Honestly, I think the best way to address seemingly conflicting wants is for everyone to speak from the heart, whether or not the conversation is facilitated by a third party. As a palliative care specialist, I primarily verbalize out loud questions that are already sitting there in the room and act as a silent witness as patients and their families hesitantly - and usually with relief - express what is most important to each other.
A 45 year old single mom who had undergone surgery, chemotherapy, radiation, and more for breast cancer spread to the brain, bone, and elsewhere carefully said, looking at the wall instead of at her 21 year old full time caregiving son sitting next to her, "I am dying. My body has changed so much in the past year, and it isn't working right. I know I get confused sometimes, but I can still think for myself. I know we never talk about this, but I know something is going on with my body."
Her son paused, staring at the floor. He responded with quiet alarm. "We shouldn't talk about this. If we do, you'll, like, give up."
"Accepting the inevitable isn't giving up."
"If you loved me enough, you wouldn't accept the inevitable. You would fight, and I would fight. Even when I have to carry you to the commode, it doesn't feel like a burden. Taking care of you would never feel like a burden."
"Of course I love you. I will keep fighting to be with you if I have the choice. If it's not meant to be - and I think my body is telling me that I'm dying - then I don't want to hold you back. I don't want you to keep your life on pause to take care of me. You need to go on and be with your friends and meet someone and get a job. I love you, and I want to stay with you. I also want you to have your own life."

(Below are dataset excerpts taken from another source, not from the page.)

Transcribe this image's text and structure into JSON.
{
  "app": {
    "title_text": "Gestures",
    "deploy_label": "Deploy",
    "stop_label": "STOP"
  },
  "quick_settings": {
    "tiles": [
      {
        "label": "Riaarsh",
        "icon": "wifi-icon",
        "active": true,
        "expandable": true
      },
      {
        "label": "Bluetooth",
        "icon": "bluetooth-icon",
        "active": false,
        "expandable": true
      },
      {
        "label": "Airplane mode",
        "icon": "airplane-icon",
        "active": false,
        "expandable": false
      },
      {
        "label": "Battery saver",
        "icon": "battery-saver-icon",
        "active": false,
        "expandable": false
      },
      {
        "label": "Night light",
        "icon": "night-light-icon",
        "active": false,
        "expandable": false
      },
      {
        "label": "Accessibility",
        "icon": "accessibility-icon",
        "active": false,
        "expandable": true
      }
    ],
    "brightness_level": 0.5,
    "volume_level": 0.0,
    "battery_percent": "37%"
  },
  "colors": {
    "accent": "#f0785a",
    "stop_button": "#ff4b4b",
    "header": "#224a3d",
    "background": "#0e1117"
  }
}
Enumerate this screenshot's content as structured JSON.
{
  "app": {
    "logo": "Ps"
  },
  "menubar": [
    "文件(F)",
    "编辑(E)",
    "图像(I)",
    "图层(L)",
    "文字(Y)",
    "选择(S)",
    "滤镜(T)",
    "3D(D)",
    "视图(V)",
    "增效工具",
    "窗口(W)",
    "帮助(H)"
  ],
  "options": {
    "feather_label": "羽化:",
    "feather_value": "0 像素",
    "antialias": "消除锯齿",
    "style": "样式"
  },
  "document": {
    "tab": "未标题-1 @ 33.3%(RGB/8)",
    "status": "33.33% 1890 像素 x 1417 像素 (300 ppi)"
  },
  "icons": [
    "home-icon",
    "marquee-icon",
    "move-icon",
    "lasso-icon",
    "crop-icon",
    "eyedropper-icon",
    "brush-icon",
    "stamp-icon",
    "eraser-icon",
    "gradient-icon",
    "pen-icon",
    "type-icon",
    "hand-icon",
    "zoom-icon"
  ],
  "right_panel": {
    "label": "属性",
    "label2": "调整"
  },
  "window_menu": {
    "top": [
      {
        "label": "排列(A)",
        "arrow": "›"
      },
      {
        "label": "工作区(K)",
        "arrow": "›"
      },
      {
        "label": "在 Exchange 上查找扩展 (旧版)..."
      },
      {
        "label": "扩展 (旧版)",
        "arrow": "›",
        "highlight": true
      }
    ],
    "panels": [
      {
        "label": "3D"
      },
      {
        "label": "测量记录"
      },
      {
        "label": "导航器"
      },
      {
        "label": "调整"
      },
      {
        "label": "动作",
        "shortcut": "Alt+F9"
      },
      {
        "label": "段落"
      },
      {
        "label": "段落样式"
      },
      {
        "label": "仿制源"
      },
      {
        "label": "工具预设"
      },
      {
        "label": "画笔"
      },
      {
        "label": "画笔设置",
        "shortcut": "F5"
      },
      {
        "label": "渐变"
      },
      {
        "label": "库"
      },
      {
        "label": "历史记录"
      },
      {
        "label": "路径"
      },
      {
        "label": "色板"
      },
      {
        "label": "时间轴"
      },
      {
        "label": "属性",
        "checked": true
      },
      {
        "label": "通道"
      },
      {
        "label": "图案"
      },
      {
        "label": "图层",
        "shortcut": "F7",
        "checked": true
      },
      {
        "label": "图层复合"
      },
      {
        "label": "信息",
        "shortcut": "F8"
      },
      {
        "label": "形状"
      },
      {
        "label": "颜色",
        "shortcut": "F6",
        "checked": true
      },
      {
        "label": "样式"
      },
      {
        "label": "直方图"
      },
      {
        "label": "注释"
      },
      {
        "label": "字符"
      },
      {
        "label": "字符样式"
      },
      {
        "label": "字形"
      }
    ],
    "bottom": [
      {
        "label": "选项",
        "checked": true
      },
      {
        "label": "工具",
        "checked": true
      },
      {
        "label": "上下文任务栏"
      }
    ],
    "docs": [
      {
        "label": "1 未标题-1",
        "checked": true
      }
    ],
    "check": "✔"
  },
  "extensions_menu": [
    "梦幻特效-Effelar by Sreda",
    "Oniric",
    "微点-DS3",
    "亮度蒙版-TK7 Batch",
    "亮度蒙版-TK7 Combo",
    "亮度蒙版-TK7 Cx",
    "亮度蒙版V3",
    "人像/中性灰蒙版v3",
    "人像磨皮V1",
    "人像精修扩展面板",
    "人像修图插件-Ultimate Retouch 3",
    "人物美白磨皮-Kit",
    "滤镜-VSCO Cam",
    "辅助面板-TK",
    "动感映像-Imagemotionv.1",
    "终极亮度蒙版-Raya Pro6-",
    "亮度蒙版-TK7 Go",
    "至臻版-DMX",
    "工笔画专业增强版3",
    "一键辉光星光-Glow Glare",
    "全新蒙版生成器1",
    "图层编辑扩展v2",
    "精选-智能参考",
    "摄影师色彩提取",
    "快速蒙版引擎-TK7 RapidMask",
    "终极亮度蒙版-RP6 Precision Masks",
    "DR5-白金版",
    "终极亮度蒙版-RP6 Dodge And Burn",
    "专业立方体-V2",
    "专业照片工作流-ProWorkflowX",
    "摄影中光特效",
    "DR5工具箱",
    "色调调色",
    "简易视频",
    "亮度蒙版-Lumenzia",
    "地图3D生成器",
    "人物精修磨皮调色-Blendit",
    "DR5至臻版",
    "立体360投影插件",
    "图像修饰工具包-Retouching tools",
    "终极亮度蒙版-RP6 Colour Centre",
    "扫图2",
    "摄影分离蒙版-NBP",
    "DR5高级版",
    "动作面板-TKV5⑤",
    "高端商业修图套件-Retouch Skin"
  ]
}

There was nothing I could have said as a healthcare provider that would have eased my patient's or family member's grief and sadness as much as this mother's words to her son and this son's words to his mother.
"Mom, we're NOT giving up." Then he sighed and added, "I hear you, Mom. Let's go ahead and get that one time hospice education visit (read Post 2: Five Major Ways Palliative Care Differs from Hospice). Just to see what they have to say. Then we'll go from there."